Под коммуной имелись в виду то ли правление, то ли попечительский совет фонда “Подари жизнь” – все мы, уже давно сменившие прежний круг общения на тех, кто вовлечен в благотворительность, в жизни и судьбы заболевших детей и их родителей, в попытки переменить ситуацию, в которой шансы на спасение пропорциональны средствам, имеющимся у семьи заболевшего, а больше никому ни до чего нет дела; в мечты врачей и новые научные технологии, о которых они нам рассказывают так, будто действительно верят, что мы в этом уже что-то понимаем.
Стать совладельцами дома счастья на Сицилии тут же решили профессор Алексей Масчан и профессор Михаил Масчан, журналист Валерий Панюшкин, артист Артур Смольянинов, биолог Екатерина Чистякова и фотограф Ольга Павлова. Кажется, кто-то еще.
Но выбирать дом отправили нас с Чулпан.
Какая-то из забытых взбалмошным Згарби помощниц связала меня по электронной почте с русской женщиной Светланой, решившей то ли продать, то ли сдать нам дом в “живописном сердце острова”, так было написано в письме. И мы поехали.

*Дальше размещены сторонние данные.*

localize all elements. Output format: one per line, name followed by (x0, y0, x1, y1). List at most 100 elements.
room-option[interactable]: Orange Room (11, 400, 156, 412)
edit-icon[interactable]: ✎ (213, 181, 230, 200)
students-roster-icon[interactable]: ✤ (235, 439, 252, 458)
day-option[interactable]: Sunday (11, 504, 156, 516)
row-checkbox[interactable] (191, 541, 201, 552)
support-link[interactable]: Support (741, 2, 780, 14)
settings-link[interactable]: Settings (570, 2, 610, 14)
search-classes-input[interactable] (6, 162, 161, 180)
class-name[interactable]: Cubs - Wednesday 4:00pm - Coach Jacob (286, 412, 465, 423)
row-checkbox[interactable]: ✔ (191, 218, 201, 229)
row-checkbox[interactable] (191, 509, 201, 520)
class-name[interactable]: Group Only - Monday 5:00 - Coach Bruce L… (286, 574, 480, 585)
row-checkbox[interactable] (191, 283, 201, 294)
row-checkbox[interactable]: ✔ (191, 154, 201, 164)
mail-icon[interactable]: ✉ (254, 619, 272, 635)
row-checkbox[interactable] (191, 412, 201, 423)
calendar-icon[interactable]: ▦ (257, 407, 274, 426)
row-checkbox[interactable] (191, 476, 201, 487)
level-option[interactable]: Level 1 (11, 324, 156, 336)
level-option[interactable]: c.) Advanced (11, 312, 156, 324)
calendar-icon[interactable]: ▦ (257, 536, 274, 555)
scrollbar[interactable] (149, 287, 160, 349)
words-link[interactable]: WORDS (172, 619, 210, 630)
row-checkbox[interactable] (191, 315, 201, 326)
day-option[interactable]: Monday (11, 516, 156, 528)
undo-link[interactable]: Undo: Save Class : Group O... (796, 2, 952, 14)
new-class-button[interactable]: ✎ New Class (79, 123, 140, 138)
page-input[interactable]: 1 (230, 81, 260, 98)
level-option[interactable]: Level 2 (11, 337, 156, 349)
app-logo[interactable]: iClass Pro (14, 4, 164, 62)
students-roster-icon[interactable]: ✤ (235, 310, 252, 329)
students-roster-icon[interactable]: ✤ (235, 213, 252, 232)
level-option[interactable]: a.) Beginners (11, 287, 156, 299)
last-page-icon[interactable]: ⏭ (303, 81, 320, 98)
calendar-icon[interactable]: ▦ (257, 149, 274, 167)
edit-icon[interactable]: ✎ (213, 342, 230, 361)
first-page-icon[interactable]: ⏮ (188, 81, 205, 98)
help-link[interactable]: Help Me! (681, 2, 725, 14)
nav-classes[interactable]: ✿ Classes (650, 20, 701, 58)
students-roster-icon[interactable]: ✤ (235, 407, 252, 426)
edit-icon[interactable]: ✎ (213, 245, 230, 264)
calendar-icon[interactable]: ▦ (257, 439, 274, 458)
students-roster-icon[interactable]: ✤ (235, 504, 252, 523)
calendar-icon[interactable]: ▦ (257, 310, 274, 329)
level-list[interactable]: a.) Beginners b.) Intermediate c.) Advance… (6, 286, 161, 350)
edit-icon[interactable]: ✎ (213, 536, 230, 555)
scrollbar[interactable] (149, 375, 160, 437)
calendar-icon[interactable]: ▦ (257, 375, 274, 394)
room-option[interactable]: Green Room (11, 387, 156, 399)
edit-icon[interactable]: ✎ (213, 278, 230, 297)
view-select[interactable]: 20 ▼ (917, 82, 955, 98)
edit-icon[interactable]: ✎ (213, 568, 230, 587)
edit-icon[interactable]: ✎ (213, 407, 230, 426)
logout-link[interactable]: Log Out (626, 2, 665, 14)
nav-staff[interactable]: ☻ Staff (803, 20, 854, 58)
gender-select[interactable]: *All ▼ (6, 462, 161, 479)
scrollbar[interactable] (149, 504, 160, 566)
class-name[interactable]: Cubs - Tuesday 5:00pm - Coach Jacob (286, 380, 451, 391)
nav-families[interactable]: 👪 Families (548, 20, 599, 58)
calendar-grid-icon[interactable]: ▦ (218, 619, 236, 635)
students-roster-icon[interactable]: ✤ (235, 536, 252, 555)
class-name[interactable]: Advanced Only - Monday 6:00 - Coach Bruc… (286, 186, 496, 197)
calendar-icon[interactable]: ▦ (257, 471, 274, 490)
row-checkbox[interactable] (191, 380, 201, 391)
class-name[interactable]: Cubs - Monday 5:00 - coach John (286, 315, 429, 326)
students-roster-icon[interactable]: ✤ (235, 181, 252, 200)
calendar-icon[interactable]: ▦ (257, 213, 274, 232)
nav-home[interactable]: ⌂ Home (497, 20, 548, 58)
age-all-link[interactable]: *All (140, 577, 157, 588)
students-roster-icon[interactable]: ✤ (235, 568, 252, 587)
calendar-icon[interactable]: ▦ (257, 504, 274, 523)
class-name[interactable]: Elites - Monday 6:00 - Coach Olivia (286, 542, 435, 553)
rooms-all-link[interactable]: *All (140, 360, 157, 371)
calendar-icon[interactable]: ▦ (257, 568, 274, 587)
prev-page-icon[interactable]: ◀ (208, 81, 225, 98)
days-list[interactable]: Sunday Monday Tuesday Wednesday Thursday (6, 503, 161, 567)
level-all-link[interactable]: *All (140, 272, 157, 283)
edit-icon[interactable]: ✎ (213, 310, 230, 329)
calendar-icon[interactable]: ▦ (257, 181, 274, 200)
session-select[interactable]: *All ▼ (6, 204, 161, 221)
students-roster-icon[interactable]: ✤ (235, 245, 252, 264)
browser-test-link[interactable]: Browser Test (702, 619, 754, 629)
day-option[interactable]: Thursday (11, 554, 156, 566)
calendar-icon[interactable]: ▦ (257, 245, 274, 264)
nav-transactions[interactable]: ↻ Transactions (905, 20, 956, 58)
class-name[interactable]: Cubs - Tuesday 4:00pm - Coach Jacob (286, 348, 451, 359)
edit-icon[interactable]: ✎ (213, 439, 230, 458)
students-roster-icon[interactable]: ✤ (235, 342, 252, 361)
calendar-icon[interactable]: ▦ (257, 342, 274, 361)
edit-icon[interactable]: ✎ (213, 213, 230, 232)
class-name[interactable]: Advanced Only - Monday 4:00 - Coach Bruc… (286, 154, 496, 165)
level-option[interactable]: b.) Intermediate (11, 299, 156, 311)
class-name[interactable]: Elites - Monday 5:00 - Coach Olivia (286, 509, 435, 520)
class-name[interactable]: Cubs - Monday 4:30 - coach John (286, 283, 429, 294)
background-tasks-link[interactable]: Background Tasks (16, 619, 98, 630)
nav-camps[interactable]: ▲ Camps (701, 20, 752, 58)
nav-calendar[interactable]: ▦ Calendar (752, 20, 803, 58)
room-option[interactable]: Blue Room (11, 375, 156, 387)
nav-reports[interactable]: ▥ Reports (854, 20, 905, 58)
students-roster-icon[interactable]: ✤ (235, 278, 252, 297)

Запутавшись в поворотах и опаздывая на самолет, я оставила свое водительское удостоверение в машине на парковке у Шереметьево. Вспомнила, когда самолет уже взлетал. “Не переживай, у меня есть права”, – легко сказала Чулпан, и я расслабилась. Тем более что брать машину предстояло только в Палермо, а туда нам надо было лететь лишь на следующий день. Из Рима.
В Риме, правда, выяснилось, что, покупая билеты, я немного напутала: наш рейс из Рима до Палермо был назначен накануне нашего же прилета в Рим. То есть вчера улетел. “Не переживай, – сказала Чулпан, – мы сейчас что-нибудь придумаем”. И я перестала переживать.
В аэропорту Рима мы выстояли огромную очередь и втридорога купили правильные билеты до Палермо. На завтра. Расстраиваться было глупо. И мы отправились гулять: от вокзала Термини до встроенной, почти врытой по прихоти Микеланджело в термы Диоклетиана церкви Santa Maria degli Angeli, розовой и веселой, прохладной в жару и нежной в холод. Внутри никого. Сидим на скамейке у алтаря и смотрим, как солнце играет цветными стеклами витража под потолком. Вдруг слышу рядом с собой, прямо у самого уха шепот:
Сверни с проезжей части в полу-
слепой проулок и, войдя
в костел, пустой об эту пору,
сядь на скамью и, погодя,
в ушную раковину Бога,
закрытую для шума дня,
шепни всего четыре слога:
– “Прости меня”[2].
Кажется, в этот момент я впервые поняла эти стихи. Чулпан не наслаждается произведенным эффектом. Она отвернулась и опять смотрит на разноцветный витраж. И, теперь уже нараспев, не мне, а куда-то дальше и выше, обращается: “…четыре слога: «Прости меня». Представляешь, как мало на самом деле усилий: четыре слога. И как трудно. Такой совершенный подвиг…”
Она не заканчивает. Бросает предложение на середине. Она так часто делает. Мы выходим из Santa Maria degli Angeli, прорываемся наверх, через автостоянки и пиццерии к пьяцца Барберини, к Тритону с потемневшей от многовекового сидения в холодной воде задницей, потом чуть правее – к пчеле того же, что и Тритон, автора, потом – на несколько минут – в волнующую странников капуцинскую церковь, полную благородных черепов (это если умолчать о восхитительных Гвидо Рени и Караваджо с Доминикино), потом еще вверх, туда, где Виа Венето делает плавный поворот, цепляясь за блестящее прошлое. Мы бредем, замедляя шаг. Озираемся на прежде знаменитые, а теперь поникшие и пустые гостиничные дворцы и пьем вино на террасе видавшего виды ресторана, стены которого облеплены черно-белыми снимками римской богемы сорокалетней давности, сделанными на этом же месте, прямо у этих столиков.
“А почему они гуляли именно здесь?” – спрашивает Чулпан.
Потому что внизу на площади Барберини кинотеатр, где устраивали премьеры. И они выходили оттуда, окруженные толпой поклонников, и шли праздновать.